Franz Müntefering muss sich gelangweilt haben. Diese Bundestagsdebatte, in der es ja nicht nur um den möglichen Einsatz der Bundeswehr in Afghanistan, sondern auch um das Vertrauen für den Kanzler und die Zukunft der Regierungspartei SPD ging, hat ihr Generalsekretär höchst gelassen verfolgt.

Franz Müntefering muss sich gelangweilt haben. Diese Bundestagsdebatte, in der es ja nicht nur um den möglichen Einsatz der Bundeswehr in Afghanistan, sondern auch um das Vertrauen für den Kanzler und die Zukunft der Regierungspartei SPD ging, hat ihr Generalsekretär höchst gelassen verfolgt. Zeitung lesen fand Müntefering an diesem Freitag spannender. Da saß er in der vorletzten Reihe seiner Fraktion, versunken in diverse Blätter, so als sei alles überstanden für seine Partei, die Zukunft gesichert.

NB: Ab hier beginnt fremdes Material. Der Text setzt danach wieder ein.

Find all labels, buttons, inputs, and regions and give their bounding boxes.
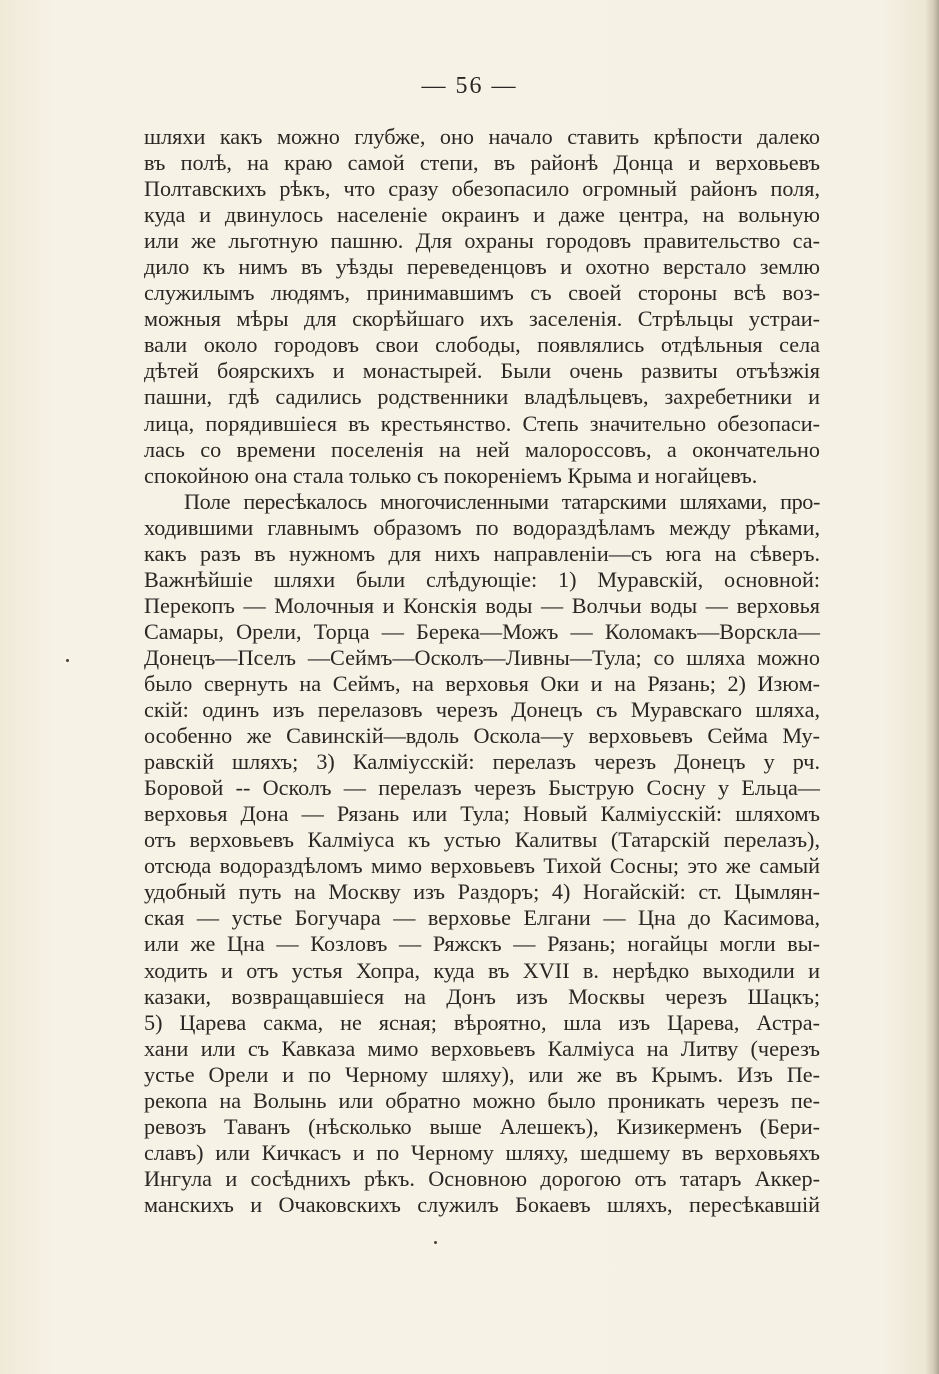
text-line: славъ) или Кичкасъ и по Черному шляху, шедшему въ верховьяхъ	[144, 1139, 820, 1165]
text-line: рекопа на Волынь или обратно можно было проникать черезъ пе-	[144, 1087, 820, 1113]
text-line: куда и двинулось населеніе окраинъ и даже центра, на вольную	[144, 202, 820, 228]
text-line: устье Орели и по Черному шляху), или же въ Крымъ. Изъ Пе-	[144, 1061, 820, 1087]
text-line: служилымъ людямъ, принимавшимъ съ своей стороны всѣ воз-	[144, 280, 820, 306]
text-line: хани или съ Кавказа мимо верховьевъ Калміуса на Литву (черезъ	[144, 1035, 820, 1061]
text-line: вали около городовъ свои слободы, появлялись отдѣльныя села	[144, 332, 820, 358]
text-line: пашни, гдѣ садились родственники владѣльцевъ, захребетники и	[144, 384, 820, 410]
ink-speck	[66, 659, 69, 662]
text-line: Самары, Орели, Торца — Берека—Можъ — Коломакъ—Ворскла—	[144, 618, 820, 644]
text-line: лась со времени поселенія на ней малороссовъ, а окончательно	[144, 436, 820, 462]
text-line: лица, порядившіеся въ крестьянство. Степь значительно обезопаси-	[144, 410, 820, 436]
text-line: дило къ нимъ въ уѣзды переведенцовъ и охотно верстало землю	[144, 254, 820, 280]
text-line: равскій шляхъ; 3) Калміусскій: перелазъ черезъ Донецъ у рч.	[144, 749, 820, 775]
text-line: въ полѣ, на краю самой степи, въ районѣ Донца и верховьевъ	[144, 150, 820, 176]
text-line: какъ разъ въ нужномъ для нихъ направленіи—съ юга на сѣверъ.	[144, 540, 820, 566]
text-line: ревозъ Таванъ (нѣсколько выше Алешекъ), Кизикерменъ (Бери-	[144, 1113, 820, 1139]
text-line: или же Цна — Козловъ — Ряжскъ — Рязань; ногайцы могли вы-	[144, 931, 820, 957]
text-line: или же льготную пашню. Для охраны городовъ правительство са-	[144, 228, 820, 254]
text-line: 5) Царева сакма, не ясная; вѣроятно, шла изъ Царева, Астра-	[144, 1009, 820, 1035]
text-line: дѣтей боярскихъ и монастырей. Были очень развиты отъѣзжія	[144, 358, 820, 384]
text-line: удобный путь на Москву изъ Раздоръ; 4) Ногайскій: ст. Цымлян-	[144, 879, 820, 905]
text-line: отсюда водораздѣломъ мимо верховьевъ Тихой Сосны; это же самый	[144, 853, 820, 879]
page-number: — 56 —	[421, 73, 518, 99]
text-line: верховья Дона — Рязань или Тула; Новый Калміусскій: шляхомъ	[144, 801, 820, 827]
text-line: Боровой -- Осколъ — перелазъ черезъ Быструю Сосну у Ельца—	[144, 775, 820, 801]
text-line: было свернуть на Сеймъ, на верховья Оки и на Рязань; 2) Изюм-	[144, 670, 820, 696]
ink-speck	[434, 1241, 437, 1244]
text-line: Важнѣйшіе шляхи были слѣдующіе: 1) Муравскій, основной:	[144, 566, 820, 592]
text-line: Ингула и сосѣднихъ рѣкъ. Основною дорогою отъ татаръ Аккер-	[144, 1165, 820, 1191]
text-line: скій: одинъ изъ перелазовъ черезъ Донецъ съ Муравскаго шляха,	[144, 697, 820, 723]
body-text	[144, 124, 820, 1218]
text-line: спокойною она стала только съ покореніемъ Крыма и ногайцевъ.	[144, 462, 758, 488]
text-line: ская — устье Богучара — верховье Елгани — Цна до Касимова,	[144, 905, 820, 931]
text-line: казаки, возвращавшіеся на Донъ изъ Москвы черезъ Шацкъ;	[144, 983, 820, 1009]
text-line: Полтавскихъ рѣкъ, что сразу обезопасило огромный районъ поля,	[144, 176, 820, 202]
text-line: отъ верховьевъ Калміуса къ устью Калитвы (Татарскій перелазъ),	[144, 827, 820, 853]
text-line: Донецъ—Пселъ —Сеймъ—Осколъ—Ливны—Тула; со шляха можно	[144, 644, 820, 670]
text-line: шляхи какъ можно глубже, оно начало ставить крѣпости далеко	[144, 124, 820, 149]
text-line: особенно же Савинскій—вдоль Оскола—у верховьевъ Сейма Му-	[144, 723, 820, 749]
text-line: можныя мѣры для скорѣйшаго ихъ заселенія. Стрѣльцы устраи-	[144, 306, 820, 332]
text-line: ходившими главнымъ образомъ по водораздѣламъ между рѣками,	[144, 514, 820, 540]
page-edge-shadow	[925, 0, 939, 1374]
text-line: Перекопъ — Молочныя и Конскія воды — Волчьи воды — верховья	[144, 592, 820, 618]
text-line: ходить и отъ устья Хопра, куда въ XVII в. нерѣдко выходили и	[144, 957, 820, 983]
paragraph-start-line: Поле пересѣкалось многочисленными татарскими шляхами, про-	[184, 488, 820, 514]
text-line: манскихъ и Очаковскихъ служилъ Бокаевъ шляхъ, пересѣкавшій	[144, 1191, 820, 1217]
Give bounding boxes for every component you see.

In der Tat wächst nach überstandener Krise am Freitag ein neues Wir-Gefühl in der SPD heran. Auch in Bezug auf Rot-Grün. Die Episode "Koalition in Gefahr" ist in der eigenen Wahrnehmung bereits Geschichte. Die Fraktionsmatadore der SPD hatten in den Tagen zuvor harte Arbeit geleistet und einen vermeintlichen Abweichler nach dem anderen umgebogen. "Stoisch, fair und aggressionsfrei" sei das geschehen, ganz anders als noch vor der Mazedonien-Abstimmung, bekunden selbst die Bekehrten. Die SPD ist geschlossen, sie wird es auch bleiben - so das offizielle Signal dieses dann doch nicht so historischen Tages.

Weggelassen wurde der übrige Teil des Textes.